How I participated in the Angular Attack hackathon, and what came of it

    Hello friends. My name is Alexey, I work as a front-end developer at the St. Petersburg office of Wrike, and today I want to talk about how I participated in the AngularAttack hackathon , where my work Sherlock in the final protocol took first place.

    About what it is and how it started


    The inspiration was last year’s example of Andrei , with whom we work in the same team.
    Moreover, in order to fit into the participation, you do not need anything but a tuned working environment ... and readiness to write code for 48 hours on weekends without sleep and rest.
    As a rule, good developers have no problems with the first or second.

    Hackathon conditions are elementary. Everything happens remotely. Start - at midnight GMT on Saturday, finish - at midnight on Monday, in a team of 1 to 4 people, no electronic content can be created (no code, no assets) before the start of the event, although drawing block diagrams and devising algorithms on paper - as much as you like. Each participant is given a private repository on GitHub, in which he puts the code in the process of writing. A prerequisite is that the output should be a web application using the Angular framework. Freely distributed content and libraries in your application can be used subject to the terms of the license (for example, a link to the author). All.

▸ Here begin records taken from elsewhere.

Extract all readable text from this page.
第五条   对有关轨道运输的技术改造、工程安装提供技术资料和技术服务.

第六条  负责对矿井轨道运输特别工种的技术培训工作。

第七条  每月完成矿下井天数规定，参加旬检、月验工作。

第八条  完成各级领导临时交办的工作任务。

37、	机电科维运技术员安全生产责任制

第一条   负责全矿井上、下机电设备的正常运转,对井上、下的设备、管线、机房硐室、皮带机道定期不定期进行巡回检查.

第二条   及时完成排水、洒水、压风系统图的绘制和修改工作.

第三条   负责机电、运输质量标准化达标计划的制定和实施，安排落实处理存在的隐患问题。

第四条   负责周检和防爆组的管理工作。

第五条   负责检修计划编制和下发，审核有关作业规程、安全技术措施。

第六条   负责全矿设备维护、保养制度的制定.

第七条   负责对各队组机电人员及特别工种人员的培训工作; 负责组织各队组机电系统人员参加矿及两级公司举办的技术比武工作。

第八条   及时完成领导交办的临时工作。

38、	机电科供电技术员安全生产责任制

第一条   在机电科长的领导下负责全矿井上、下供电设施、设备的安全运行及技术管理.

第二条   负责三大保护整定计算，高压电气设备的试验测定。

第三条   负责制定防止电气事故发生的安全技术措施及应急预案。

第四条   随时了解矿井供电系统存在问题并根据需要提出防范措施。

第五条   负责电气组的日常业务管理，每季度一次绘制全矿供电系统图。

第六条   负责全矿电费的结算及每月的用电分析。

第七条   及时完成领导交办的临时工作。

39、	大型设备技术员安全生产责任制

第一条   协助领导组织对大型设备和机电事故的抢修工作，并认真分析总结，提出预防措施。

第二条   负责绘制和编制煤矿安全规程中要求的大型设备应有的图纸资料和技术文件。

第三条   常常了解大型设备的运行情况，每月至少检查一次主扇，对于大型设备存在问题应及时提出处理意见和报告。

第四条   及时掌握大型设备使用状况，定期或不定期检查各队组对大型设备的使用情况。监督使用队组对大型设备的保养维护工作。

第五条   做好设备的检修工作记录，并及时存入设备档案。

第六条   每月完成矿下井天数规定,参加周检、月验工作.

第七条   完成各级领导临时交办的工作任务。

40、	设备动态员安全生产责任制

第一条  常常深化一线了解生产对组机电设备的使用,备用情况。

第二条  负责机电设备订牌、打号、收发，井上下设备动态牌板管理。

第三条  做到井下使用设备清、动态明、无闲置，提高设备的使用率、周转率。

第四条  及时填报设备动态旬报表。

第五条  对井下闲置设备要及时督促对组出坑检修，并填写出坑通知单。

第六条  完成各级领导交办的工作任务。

    But what would you write?


    Somewhere a couple of weeks before the start, I began to think about the idea. Thoughts about the future application arose as follows:

    • It should be easy to use - there will be a lot of work, judges are ordinary people, and if a person in a couple of tens of seconds does not understand how to use the application, he most likely will not understand further.
    • It should be easy to develop. I was going to participate alone, and the idea should be such as to be trivial to manage to realize it in these 48 hours. Therefore, all sorts of thoughts about the backend and stuff disappeared immediately - only a single page app, only the front, only pure Angular.
    • It should not be very banal - you need an idea to catch. Again - the judges do not evaluate the coolness of the code, but the work and appearance. Therefore, you can write the game “gallows" (as by the way, many did), but a person who plays it once will never return to the game (and one of the evaluation criteria is the so-called Utility / Fun - how useful, fun, and , in general, causes a desire to use it again and again).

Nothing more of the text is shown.